GBPJPY gagal menembus area 214.00 dan rebound dari terendah minggu sekitar 213.35 menunjukkan dinamika volatil di pasar valuta asing. Yen mendapatkan dukungan dari sejumlah data Jepang yang lebih optimis, sementara Pound berada dalam fase koreksi setelah rally pekan lalu. Harga saat ini sekitar 213.88, sedikit di bawah level 214.00, menandai kehati-hatian di kalangan pelaku pasar.
Data Jepang terbaru menunjukkan CPI Tokyo melemah pada Mei, disertai dengan produksi industri yang lebih kuat dan penurunan tingkat pengangguran. Rilis Retail Trade yang positif menegaskan daya tahan ekonomi Jepang meskipun ada guncangan energi, menambah harapan bahwa BoJ bisa mengubah kebijakannya pada bulan Juni. Pasar juga menunggu komentar Gubernur BoJ dan BoE pada acara konferensi ekonomi untuk mengukur arah kebijakan ke depan.
Di sisi kebijakan, BoE diperkirakan menahan suku bunga untuk beberapa waktu, sementara BoJ menghadirkan potensi perubahan fundamental jika data berlanjut positif. Secara teknis, gambaran bearish terlihat sebagai bagian dari koreksi setelah gerak bullish pekan lalu. Para pelaku pasar tetap memantau dinamika antara dua bank sentral yang bisa memicu volatilitas lebih lanjut.
Dari sudut teknis, GBPJPY berada dalam koreksi bearish setelah lonjakan pekan lalu. Momentum teknikal melemah dengan RSI 4 jam di bawah 50 dan MACD masih berada di territory negatif, menunjukkan berkurangnya tenaga kenaikan. Harga juga membentuk lower high yang menguatkan bias turun untuk jangka pendek.

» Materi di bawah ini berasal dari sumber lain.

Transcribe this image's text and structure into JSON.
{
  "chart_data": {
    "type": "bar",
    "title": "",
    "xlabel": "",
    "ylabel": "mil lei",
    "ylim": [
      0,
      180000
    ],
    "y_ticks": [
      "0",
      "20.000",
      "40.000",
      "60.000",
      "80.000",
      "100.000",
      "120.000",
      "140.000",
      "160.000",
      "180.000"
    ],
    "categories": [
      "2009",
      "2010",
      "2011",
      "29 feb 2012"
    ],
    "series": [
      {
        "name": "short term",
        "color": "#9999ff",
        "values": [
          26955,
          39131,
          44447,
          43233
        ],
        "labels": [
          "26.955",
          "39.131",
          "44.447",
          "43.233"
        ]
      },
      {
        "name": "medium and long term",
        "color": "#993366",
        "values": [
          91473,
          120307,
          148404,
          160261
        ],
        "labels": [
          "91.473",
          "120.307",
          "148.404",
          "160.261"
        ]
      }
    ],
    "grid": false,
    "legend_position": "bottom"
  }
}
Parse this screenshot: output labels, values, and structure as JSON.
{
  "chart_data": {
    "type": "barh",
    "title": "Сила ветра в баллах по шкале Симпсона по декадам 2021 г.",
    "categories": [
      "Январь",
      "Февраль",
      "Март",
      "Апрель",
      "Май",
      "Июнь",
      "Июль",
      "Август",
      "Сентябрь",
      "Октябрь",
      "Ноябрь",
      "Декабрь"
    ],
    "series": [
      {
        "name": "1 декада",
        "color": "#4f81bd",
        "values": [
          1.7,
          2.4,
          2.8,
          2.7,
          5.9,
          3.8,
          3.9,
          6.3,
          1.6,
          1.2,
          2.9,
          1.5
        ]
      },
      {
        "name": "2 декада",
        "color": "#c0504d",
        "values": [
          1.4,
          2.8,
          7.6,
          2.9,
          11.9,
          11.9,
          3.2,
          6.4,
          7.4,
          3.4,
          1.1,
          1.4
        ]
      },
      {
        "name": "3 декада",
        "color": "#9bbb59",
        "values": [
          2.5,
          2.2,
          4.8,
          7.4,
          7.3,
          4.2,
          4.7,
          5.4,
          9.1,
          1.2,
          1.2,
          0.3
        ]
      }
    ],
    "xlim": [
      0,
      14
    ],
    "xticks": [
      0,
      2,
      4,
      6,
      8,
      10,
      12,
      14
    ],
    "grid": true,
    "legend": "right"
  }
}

Level kunci sekitar 213.30 menjadi hambatan utama karena bersinggungan dengan high 21–28 Mei dan retracement 38,2% dari rally pekan lalu. Jika level ini ditembus ke bawah secara jelas, target koreksi berikutnya diperkirakan mendekati 212.65, yang bertepatan dengan retracement 61.8% dan low Mei. Pergerakan di sekitar area ini akan memberi sinyal konfirmasi arah selanjutnya.
Di sisi atas, 200-period SMA di sekitar 214.20 membatasi pergerakan naik, mendekati high 25 Mei di sekitar 214.70. Karena itu, tren jangka pendek akan tergantung pada bagaimana harga menembus 213.30; jika berhasil, peluang untuk turun lebih lanjut menuju 212.65 semakin besar. Break di bawah 213.30 bisa menggiring momentum ke arah bawah lebih lanjut.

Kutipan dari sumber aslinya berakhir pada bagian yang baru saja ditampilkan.